Today, the same scenario is replayed, with the protesters weary of how Sadr might use their movement for his own political gain, and then leave their demands unmet.

In all cases, with or without Sadr’s participation, the current movement is gaining momentum and the calls for protests are attracting attention on social media and in the streets. 

‘Give me victory’

The Iraqi government, in an effort to regain trust after the crackdown earlier this month, has formed a new law enforcement force made up of several security institutions with the stated purpose of protecting gatherings. 

A source told Asia Times on condition of anonymity that even this new force was meant for crowd control, and would be called upon to repress the demonstrations if necessary. Protest organizers say they have already faced threats from militias. 

It is here where the participation of Sadr supporters could mitigate a possible crackdown, as the authorities fear of the cleric’s social and military force.

But the young protesters say they do not depend on any political force to support them.

The slogans spread on social media seem more radical than those used in 2015 and 2018, which reflect the size of the challenge faced by the protesters in the streets.

One example is a chant: “Victory or death.”

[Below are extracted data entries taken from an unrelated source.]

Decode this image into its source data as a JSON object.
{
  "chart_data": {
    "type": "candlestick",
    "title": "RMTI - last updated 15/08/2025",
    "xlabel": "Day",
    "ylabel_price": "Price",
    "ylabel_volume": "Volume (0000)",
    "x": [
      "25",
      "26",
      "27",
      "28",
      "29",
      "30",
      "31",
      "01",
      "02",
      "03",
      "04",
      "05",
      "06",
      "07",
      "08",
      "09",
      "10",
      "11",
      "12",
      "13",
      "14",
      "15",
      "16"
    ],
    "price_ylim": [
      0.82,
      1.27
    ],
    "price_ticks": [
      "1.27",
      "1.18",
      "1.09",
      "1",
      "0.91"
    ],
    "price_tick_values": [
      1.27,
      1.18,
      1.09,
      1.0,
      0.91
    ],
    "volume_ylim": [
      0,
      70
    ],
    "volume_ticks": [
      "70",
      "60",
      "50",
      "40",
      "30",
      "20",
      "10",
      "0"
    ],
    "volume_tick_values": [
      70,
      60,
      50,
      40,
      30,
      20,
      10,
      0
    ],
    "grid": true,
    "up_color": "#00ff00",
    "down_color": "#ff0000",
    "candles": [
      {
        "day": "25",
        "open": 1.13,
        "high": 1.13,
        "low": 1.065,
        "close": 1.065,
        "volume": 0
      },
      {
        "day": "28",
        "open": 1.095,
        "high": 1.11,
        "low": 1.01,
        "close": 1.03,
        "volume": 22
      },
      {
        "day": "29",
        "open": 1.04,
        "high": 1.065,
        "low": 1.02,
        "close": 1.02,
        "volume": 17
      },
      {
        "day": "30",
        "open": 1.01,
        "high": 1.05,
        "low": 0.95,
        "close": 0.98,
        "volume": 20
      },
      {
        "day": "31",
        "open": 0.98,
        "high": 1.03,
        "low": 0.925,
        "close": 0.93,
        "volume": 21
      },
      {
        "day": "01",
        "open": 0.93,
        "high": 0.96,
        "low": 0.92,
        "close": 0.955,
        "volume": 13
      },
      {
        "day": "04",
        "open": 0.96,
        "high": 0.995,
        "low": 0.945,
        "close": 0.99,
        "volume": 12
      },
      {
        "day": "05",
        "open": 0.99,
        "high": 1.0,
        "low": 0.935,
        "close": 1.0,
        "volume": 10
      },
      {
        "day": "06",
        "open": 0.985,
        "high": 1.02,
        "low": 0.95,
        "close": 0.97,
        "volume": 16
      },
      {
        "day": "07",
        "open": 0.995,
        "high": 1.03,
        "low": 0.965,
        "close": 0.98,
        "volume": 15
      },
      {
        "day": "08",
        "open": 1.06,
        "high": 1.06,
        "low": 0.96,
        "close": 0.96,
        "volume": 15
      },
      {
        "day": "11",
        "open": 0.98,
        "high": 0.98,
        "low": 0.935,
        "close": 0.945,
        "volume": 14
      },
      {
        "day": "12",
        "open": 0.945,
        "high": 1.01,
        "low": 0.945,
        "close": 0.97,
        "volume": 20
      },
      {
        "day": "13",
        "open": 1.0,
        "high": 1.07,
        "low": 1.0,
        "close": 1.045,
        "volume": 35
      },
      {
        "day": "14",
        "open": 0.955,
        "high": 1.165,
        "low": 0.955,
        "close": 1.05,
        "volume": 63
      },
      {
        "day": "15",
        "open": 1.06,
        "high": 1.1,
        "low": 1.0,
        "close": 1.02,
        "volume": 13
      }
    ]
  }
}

Another slogan heard in the protests earlier this month was, “Iran go outside, Iraq will remain free” — a sign of rising frustration with Iraq’s powerful neighbor and its influence on domestic parties and politics, and reports Iran-backed militias were behind the deadly crackdown earlier this month. 

While several measures to be taken by political parties, including calling for a government resignation were circulated, young protesters found them to be insufficient.

Political parties would likely have to offer significant compromises to the street to avoid the unknown. These compromises would include holding the corrupt accountable and early elections after passing a new election law.

Yet the political parties do not seem willing to offer those compromises, indicating an increasing likelihood of confrontations between the authorities and the protesters in the days to come.